Former Vice President of Sales Alec Burlakoff, who settled with the AG's office in April 2019 after testifying for the prosecution, is also to be sentenced on January 23.

“Back in 2019, we reached a $9.5 million settlement with Alex Burlakoff and we are currently working to collect on that amount,” said Conner of the Arizona AG's office. “This office is dedicated to ensuring that Arizonans receive the restitution they deserve.”

Connor says the state is still actively pursuing collection of this settlement.

Meanwhile, on July 17, 2019, Brnovich’s office amended Arizona’s complaint to include Kapoor, Babich, and Gurry.

The attorney representing the former executives in the RICO case didn’t return messages from New Times.

In September 2000, Insys stock hit an all-time high of $634.91 on the NASDAQ stock exchange, where it
traded under the INSYQ stock symbol.

Kapoor’s wealth peaked at an estimated $3.3 billion in 2015, according to Forbes. His billionaire status made him one of Arizona’s richest men for much of the 2000s. As of December 2018, his wealth was estimated at $875 million, and the collapse of Insys stock, along with piling court costs, is taking its toll on his fortune.

It’s unclear how much money Kapoor, or the company, for that matter, has left to pay creditors. He’s still estimated to own valuable stock options in other companies like pharmaceutical company OptiNose but liquidating his assets could still leave many out in the cold.

January 2020, however, marks the closing chapter of the beleaguered pharmaceutical company, although the story will continue for shareholders and consumers who were the true victims. The company is heading toward insolvency after a turbulent 2010s, but the bankruptcy plan has its critics.

The U.S. Bankruptcy Court for the District of Delaware approved its Chapter 11 filing on January 16, releasing it of liability to its stakeholders.
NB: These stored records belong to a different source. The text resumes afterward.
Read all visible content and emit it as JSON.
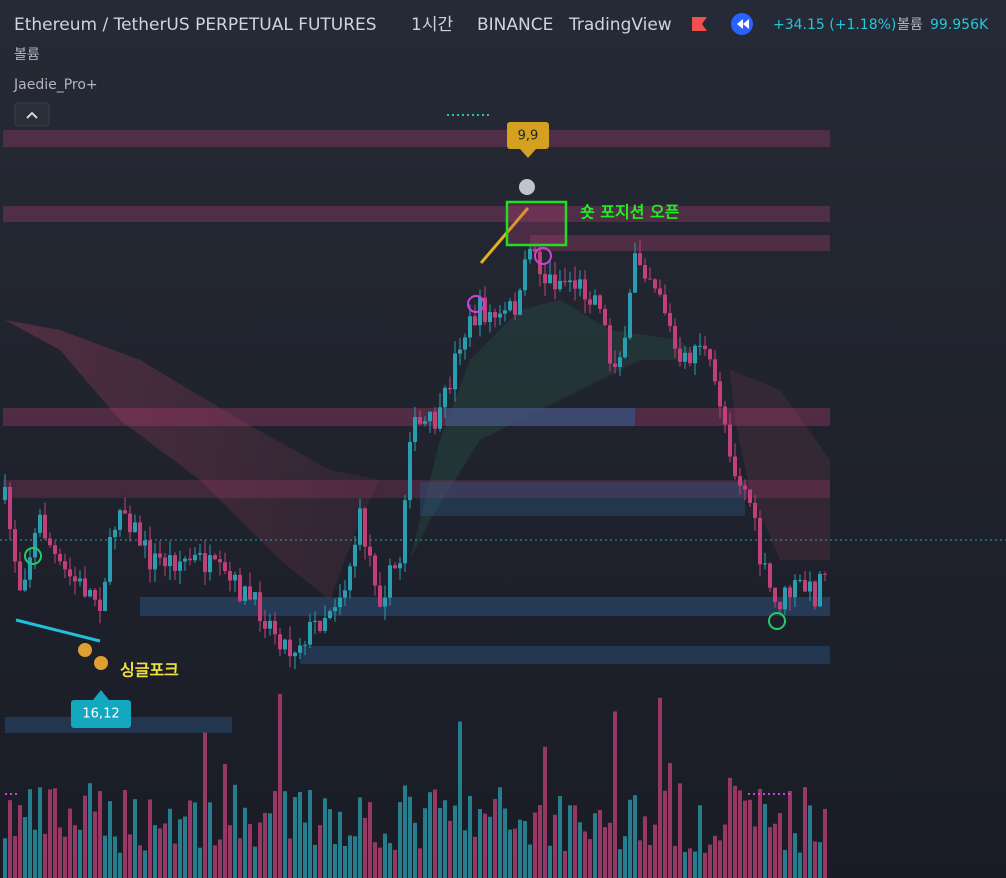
{
  "header": {
    "symbol": "Ethereum / TetherUS PERPETUAL FUTURES",
    "interval": "1시간",
    "exchange": "BINANCE",
    "source": "TradingView",
    "change": "+34.15 (+1.18%)",
    "volume_label": "볼륨",
    "volume_value": "99.956K"
  },
  "indicators": {
    "volume": "볼륨",
    "script": "Jaedie_Pro+"
  },
  "annotations": {
    "top_label": "9,9",
    "short_open": "숏 포지션 오픈",
    "single_fork": "싱글포크",
    "bottom_label": "16,12"
  }
}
The original filing on June 10, 2019, occurred less than a week after a $225 million settlement was announced by the Justice Department.

Both the Department of Justice and the Securities and Exchange Commission opposed the approval. However, 33 state attorneys general, including Arizona's AG, Mark Brnovich, and others approved of the plan. Delaware Bankruptcy Judge Kevin Gross agreed with them and green-lighted the plan.

Of the money to be eventually recovered in the bankruptcy plan, the largest share will be allotted to states, municipalities, and tribes, Conner said.

“The bankruptcy agreement does not impact our ability to pursue claims against the executives named
in our consumer fraud Lawsuit,” Conner said.

Arizona U.S. District Judge Neil Wake is ruling over a separate class-action lawsuit for securities fraud filed by Richard Di Donato against Insys in 2016, which is still ongoing. As of October 2019, investors were cleared to proceed with claims.

Insys previously worked to sell its stake in its Subsys painkiller but found no buyers. It also introduced Syndros, a medication based on the synthetic cannabinoid Dronabinol.

In a move viewed cynically by many observers, Insys donated $500,000 to Arizonans for Responsible Drug Policy to oppose 2016’s proposed recreational cannabis legalization initiative. The ballot measure, Proposition 205, lost with 51.32 percent of voters in opposition that year.